Grad Earns Presidential Teaching Award for Innovative Math Instruction
While teaching third grade, Tapp Hancock (Class of 1980) grew tired of half of her students not being able to master basic mathematics. “I knew there had to be a better way,” says Tapp, who has taught in California elementary schools for the last twenty years. “Kids want to succeed, but educators need to teach them according to their appropriate learning style and give them the right tools to achieve.”
Guided by the old adage, ‘if you want something done right, do it yourself,’ Tapp set out to find a better way. The program she eventually created, was a hit with her students. It earned approval from the State of California as a curriculum supplement and has spread to seventeen California school districts, homes schools in seventeen states and some 2nd through 6th grades in Singapore, Australia, the Netherlands, Philippines, Bahamas and England.
Han-5 incorporates number puppets, Boogie Boards of hand formations and stories that engage the student’s visual, kinesthetic, and auditory senses.

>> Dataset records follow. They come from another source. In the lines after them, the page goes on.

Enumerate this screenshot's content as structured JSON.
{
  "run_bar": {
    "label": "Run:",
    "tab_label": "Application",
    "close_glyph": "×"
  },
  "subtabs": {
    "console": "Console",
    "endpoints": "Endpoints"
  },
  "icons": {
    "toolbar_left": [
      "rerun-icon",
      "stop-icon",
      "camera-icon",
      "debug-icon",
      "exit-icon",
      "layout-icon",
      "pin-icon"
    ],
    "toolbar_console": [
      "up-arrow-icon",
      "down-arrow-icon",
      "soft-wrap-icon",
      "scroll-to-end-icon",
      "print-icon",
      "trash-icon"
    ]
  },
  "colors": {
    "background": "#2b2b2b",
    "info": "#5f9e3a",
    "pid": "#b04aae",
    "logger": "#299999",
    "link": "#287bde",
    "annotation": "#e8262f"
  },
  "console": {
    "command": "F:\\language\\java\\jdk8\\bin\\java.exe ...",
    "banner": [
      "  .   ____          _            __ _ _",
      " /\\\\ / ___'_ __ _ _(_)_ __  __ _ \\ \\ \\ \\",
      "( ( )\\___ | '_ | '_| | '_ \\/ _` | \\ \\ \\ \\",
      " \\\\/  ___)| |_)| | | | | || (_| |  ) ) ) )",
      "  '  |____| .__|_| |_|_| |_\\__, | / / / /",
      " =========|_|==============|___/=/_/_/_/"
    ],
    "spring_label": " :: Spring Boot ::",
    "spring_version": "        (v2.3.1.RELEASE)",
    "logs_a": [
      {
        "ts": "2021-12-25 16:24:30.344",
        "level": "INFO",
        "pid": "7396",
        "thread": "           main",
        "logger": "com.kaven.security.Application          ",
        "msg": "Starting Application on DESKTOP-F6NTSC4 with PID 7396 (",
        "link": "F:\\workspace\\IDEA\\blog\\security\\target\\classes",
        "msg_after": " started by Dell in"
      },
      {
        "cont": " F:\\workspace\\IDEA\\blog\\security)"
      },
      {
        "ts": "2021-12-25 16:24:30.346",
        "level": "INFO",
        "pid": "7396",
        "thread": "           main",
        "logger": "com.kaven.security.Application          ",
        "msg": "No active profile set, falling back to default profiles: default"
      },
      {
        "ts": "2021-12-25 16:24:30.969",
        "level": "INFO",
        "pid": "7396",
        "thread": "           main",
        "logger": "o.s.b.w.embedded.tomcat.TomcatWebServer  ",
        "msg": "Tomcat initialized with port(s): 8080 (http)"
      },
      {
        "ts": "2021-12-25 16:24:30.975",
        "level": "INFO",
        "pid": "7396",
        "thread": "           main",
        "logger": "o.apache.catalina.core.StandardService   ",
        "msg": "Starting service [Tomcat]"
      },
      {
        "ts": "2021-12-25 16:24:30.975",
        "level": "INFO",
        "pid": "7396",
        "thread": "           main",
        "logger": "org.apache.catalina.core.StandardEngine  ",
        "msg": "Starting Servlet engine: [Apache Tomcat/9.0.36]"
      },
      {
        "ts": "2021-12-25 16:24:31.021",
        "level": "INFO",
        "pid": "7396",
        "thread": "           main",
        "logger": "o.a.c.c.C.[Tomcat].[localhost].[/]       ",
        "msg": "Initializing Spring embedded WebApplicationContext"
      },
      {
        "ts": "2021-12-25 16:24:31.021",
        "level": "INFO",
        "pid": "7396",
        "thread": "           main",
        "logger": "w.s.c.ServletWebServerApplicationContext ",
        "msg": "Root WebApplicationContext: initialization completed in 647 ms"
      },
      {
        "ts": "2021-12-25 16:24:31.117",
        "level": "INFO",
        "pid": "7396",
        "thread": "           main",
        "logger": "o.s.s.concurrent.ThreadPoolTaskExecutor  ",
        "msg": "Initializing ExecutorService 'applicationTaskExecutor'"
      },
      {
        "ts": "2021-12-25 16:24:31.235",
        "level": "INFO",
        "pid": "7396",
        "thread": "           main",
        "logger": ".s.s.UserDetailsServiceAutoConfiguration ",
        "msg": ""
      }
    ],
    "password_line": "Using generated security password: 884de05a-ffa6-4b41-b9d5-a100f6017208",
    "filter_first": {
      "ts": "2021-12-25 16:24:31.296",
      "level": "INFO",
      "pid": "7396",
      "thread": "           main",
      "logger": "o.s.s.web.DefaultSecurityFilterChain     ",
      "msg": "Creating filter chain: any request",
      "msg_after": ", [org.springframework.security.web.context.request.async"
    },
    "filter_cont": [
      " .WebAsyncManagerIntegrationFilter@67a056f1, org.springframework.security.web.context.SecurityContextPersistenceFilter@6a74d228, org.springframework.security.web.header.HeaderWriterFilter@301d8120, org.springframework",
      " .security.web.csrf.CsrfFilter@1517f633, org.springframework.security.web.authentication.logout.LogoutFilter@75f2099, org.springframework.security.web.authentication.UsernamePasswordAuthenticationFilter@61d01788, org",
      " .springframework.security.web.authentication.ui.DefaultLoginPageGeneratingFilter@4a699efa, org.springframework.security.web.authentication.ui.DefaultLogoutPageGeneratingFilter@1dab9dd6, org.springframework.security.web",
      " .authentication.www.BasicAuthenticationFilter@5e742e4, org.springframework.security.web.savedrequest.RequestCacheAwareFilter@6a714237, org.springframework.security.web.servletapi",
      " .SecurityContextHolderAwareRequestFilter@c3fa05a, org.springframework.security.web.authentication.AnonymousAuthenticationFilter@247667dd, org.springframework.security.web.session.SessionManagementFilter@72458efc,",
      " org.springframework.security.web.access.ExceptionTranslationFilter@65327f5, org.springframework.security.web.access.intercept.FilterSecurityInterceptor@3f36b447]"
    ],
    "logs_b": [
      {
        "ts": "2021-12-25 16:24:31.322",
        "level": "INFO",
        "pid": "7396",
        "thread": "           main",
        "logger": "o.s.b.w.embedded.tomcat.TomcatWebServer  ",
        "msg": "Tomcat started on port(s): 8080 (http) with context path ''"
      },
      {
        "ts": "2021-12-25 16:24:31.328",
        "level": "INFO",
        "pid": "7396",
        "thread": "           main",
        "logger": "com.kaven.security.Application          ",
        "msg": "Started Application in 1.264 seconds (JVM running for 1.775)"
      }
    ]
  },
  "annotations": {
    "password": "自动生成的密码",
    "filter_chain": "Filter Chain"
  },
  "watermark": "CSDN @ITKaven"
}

It enables students to count, multiply, and divide systematically. “If a student is given a linear number pattern that shows how math facts are constructed, they can start to speak the language and then move on to meaningful, conceptual understandings of it,” Tapp says. “When we learn how to read for comprehension, we first learn how to speak the words. Why not apply this same logic to math problems?”
For her innovative and now patented Han-5 program, Tapp was awarded the 2006 Presidential Award of Excellence, the nation’s highest honor for K-12 teachers of mathematics and science. The award, administered for the White House by the National Science Foundation (NSF) and presented to elementary and secondary teachers in alternate years, recognizes a premier group of highly qualified teachers who have both deep content knowledge of the subjects they teach and the ability to motivate and enable students to be successful.
Tapp and other nominees were vetted for the Presidential Award by a state-level committee comprised of prominent mathematicians, scientists, math and science educators, and past award recipients. At the national level, the NSF convened its own committee to review the state finalists and recommend to the President of the United States a single finalist in each category (mathematics or science) for each state or jurisdiction.
Tiffany Tosti, who uses Han-5 in her third grade class at Orangewood Elementary in Bakersfield, California, affirms the important difference that Tapp’s program made for her students. “All different types of learners can benefit from this program,” she said. “The quirky, silly stories and number patterns made multiplication fun. My kinesthetic learners loved moving the number pieces around, my auditory learners loved the stories, and my visual learners loved using my posters and their own hand to help visualize a number pattern. A student with a an IQ of 70 who read at a kindergarten level left third grade knowing 90% of his multiplication and division facts. His self-esteem grew tremendously as well.”